Over the 8 weeks of my internship, I was involved with a few collaborative projects, including two that I was able to focus on and make significant progress. One of my projects was interested in making a current drying process more efficient, while the other was addressing a product failure mode that had recently increased in occurrence. It was great experience working on two projects with vastly different purposes and motivations. The first project was taking a well-functioning process and investigating the possibility to make it more efficient, thus saving the company labor time and production costs. The second project was focused on reducing and determining the root cause of a problem that recently developed and is resulting in lost revenue for the company. Learning how to balance and prioritize these projects was great experience for my future career in industry, and a pivotal skill to have as a manufacturing engineer. With so many projects and issues sprouting up week after week, manufacturing engineers must be able to prioritize their assignments and determine what projects they should devote the most time and energy to. Without developing this skill, manufacturing engineers risk devoting more time to a lower priority assignment that may not provide as much immediate benefit to the company as other projects.

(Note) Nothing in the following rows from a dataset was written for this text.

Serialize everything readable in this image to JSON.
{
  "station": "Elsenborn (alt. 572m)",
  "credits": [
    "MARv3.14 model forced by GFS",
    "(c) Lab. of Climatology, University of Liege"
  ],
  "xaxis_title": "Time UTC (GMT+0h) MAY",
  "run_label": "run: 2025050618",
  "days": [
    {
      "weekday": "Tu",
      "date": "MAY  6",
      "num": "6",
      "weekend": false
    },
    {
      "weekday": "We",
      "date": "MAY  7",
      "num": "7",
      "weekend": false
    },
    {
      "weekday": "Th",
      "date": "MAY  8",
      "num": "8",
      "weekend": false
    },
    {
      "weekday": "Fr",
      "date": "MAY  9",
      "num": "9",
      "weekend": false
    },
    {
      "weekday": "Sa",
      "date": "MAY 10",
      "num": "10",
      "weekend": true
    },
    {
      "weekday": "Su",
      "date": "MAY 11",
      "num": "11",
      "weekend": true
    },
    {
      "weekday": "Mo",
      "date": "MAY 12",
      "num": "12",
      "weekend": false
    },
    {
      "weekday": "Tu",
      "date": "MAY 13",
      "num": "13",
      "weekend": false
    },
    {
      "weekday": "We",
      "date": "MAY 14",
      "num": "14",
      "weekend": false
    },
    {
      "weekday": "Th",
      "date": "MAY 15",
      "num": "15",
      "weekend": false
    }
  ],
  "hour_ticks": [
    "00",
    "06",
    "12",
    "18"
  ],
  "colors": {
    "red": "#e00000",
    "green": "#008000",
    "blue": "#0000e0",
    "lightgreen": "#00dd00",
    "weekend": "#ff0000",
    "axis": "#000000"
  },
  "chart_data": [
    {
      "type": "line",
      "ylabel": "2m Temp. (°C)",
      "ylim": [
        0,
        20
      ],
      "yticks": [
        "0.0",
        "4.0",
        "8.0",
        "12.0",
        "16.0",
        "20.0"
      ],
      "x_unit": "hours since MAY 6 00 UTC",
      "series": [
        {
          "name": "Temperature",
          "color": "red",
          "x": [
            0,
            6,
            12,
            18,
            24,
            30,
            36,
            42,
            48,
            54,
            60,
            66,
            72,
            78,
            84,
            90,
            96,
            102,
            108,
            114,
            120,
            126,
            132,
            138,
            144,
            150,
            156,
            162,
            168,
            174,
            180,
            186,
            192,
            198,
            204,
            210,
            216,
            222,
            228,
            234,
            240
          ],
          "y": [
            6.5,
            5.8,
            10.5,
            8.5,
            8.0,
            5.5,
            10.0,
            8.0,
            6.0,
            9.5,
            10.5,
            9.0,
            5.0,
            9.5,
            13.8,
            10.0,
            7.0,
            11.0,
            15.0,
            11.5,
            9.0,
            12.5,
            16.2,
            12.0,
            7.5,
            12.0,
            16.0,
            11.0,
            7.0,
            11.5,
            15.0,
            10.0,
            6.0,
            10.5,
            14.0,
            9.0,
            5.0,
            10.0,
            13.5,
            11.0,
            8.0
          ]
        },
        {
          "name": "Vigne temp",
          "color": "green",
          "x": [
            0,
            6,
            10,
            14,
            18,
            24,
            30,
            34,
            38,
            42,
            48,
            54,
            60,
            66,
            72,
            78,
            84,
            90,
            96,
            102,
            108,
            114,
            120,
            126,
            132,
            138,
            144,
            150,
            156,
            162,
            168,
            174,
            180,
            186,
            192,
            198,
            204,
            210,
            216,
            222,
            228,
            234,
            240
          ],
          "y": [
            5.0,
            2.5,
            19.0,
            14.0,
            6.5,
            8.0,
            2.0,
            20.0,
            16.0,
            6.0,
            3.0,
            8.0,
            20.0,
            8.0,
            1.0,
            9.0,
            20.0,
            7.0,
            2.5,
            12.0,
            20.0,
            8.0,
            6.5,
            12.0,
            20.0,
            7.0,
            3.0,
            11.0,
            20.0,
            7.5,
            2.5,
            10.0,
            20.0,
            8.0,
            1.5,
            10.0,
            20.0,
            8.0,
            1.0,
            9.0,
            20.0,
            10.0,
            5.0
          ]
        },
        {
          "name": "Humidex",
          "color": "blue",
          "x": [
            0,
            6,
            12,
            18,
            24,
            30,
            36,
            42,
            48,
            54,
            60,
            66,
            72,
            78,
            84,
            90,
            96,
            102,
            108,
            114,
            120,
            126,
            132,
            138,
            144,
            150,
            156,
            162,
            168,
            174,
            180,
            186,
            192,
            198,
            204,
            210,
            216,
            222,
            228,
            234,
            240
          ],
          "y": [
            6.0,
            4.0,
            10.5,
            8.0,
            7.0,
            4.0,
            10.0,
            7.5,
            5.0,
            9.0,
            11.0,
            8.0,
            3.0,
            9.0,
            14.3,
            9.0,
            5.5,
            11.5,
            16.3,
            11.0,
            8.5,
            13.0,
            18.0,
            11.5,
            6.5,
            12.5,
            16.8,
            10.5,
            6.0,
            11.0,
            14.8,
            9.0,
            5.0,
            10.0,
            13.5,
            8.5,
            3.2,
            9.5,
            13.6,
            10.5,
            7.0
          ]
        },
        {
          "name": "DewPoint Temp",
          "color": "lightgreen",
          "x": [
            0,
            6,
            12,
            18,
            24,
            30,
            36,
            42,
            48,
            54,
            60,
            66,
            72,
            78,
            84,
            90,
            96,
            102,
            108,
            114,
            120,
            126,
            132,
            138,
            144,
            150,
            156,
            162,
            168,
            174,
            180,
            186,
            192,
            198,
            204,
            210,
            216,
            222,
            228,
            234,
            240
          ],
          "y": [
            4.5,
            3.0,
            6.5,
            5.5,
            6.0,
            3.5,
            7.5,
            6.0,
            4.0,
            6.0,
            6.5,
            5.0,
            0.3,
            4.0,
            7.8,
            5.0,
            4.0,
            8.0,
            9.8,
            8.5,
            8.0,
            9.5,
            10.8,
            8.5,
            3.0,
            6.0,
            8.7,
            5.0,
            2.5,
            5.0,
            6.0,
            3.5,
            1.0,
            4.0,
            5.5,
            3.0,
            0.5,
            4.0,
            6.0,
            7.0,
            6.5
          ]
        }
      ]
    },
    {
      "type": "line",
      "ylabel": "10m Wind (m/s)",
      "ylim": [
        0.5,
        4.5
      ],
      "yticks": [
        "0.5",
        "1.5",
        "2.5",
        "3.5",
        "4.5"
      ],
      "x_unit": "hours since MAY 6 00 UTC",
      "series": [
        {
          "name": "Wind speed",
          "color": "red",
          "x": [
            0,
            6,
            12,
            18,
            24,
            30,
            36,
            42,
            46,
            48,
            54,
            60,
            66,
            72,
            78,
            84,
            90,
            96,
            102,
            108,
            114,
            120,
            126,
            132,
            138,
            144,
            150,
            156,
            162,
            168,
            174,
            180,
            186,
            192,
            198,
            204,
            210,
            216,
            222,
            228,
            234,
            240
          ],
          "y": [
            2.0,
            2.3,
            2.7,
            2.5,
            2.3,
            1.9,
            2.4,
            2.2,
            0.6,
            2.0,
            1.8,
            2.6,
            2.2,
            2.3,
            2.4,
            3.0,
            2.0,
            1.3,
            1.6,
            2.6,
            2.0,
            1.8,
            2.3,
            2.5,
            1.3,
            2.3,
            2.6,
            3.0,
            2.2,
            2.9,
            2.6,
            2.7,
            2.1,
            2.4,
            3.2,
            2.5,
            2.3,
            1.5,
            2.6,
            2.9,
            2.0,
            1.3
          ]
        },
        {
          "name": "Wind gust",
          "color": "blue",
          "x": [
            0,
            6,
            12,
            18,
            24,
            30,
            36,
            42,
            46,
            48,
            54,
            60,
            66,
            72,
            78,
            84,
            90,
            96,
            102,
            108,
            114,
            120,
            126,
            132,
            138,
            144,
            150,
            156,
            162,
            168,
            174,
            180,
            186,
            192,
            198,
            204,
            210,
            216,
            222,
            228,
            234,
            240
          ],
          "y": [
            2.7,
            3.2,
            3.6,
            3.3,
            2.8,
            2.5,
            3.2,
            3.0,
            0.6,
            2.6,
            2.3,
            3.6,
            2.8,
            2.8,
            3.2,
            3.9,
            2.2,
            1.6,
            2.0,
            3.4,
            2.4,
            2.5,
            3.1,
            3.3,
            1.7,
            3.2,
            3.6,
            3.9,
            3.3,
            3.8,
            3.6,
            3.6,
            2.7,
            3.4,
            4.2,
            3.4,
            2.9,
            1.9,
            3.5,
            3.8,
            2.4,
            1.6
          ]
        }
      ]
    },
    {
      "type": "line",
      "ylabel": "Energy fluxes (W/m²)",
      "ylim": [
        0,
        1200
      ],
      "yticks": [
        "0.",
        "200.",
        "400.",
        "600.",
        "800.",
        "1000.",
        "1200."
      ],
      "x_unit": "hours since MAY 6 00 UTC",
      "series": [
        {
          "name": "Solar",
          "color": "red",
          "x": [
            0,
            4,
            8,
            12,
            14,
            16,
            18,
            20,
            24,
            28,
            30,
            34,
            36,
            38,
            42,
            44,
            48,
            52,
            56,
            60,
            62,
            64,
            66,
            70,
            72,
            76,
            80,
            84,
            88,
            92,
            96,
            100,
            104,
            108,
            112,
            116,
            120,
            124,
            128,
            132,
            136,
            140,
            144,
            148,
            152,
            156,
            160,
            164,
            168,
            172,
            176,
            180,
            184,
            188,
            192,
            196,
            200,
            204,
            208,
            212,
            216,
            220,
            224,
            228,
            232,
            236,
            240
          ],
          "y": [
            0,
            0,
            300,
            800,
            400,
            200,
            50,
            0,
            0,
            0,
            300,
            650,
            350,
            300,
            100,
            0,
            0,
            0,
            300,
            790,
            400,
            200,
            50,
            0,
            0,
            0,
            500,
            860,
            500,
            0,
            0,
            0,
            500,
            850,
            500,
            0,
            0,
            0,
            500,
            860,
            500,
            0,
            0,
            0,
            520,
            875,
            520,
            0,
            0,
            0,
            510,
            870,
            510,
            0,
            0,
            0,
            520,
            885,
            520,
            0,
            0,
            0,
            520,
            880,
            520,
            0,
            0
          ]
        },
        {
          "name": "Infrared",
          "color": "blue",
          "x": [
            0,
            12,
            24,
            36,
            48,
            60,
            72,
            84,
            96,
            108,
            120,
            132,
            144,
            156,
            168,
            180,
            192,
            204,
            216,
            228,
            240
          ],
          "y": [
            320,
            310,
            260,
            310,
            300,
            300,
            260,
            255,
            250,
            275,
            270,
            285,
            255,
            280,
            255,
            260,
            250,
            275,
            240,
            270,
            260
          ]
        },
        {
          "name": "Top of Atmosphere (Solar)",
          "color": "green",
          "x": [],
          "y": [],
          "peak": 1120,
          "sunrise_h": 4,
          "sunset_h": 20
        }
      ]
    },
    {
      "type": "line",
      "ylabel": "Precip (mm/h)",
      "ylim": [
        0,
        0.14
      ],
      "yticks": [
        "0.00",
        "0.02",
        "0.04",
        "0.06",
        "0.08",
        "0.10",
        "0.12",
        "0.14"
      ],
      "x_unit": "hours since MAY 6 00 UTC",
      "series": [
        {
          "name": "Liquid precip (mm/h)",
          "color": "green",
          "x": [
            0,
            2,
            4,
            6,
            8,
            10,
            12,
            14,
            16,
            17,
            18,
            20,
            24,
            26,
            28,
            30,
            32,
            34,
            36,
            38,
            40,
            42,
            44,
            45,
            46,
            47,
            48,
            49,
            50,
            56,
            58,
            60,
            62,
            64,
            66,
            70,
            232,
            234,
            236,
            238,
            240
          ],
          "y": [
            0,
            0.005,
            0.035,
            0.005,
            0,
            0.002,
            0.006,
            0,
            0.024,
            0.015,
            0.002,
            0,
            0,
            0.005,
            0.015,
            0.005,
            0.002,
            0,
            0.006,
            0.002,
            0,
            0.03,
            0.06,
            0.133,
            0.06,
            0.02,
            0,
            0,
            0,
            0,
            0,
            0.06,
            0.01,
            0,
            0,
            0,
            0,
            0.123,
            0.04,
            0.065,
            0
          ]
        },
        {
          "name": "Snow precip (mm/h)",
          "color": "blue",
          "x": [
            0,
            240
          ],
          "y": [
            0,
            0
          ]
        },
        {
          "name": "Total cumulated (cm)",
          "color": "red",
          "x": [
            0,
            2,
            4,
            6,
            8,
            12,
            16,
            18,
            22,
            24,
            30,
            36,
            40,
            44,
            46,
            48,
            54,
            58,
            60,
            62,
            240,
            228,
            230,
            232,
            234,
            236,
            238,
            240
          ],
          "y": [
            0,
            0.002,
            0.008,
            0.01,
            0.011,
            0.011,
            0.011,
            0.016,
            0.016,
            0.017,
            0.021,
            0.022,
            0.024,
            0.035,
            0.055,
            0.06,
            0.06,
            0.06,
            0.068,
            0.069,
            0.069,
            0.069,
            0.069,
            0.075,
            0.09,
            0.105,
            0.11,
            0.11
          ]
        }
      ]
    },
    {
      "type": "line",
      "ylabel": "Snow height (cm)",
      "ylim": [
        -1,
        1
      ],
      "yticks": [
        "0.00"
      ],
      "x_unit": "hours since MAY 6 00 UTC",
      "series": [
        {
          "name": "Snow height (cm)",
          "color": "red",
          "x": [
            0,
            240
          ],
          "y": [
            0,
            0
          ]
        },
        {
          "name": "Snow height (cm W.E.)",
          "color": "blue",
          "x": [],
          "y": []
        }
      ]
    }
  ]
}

Looking back, I learned a lot this summer. By interning at a multinational company this summer, I got a first-hand look at navigating a cross-cultural work environment, gained experience working in manufacturing engineering, and achieved a better understanding of the type of work I enjoy and do not enjoy doing in the medical device industry. The takeaways from my summer experience will undoubtedly help me in my future career, and I am so grateful to have had the experience as a part of my professional master’s at Rice. Attending Rice University for my bachelor’s degree was an incredible experience, and I have no doubt it will be just as amazing as I complete my master’s. I am so excited to see what the next year has in store for me at Rice and beyond!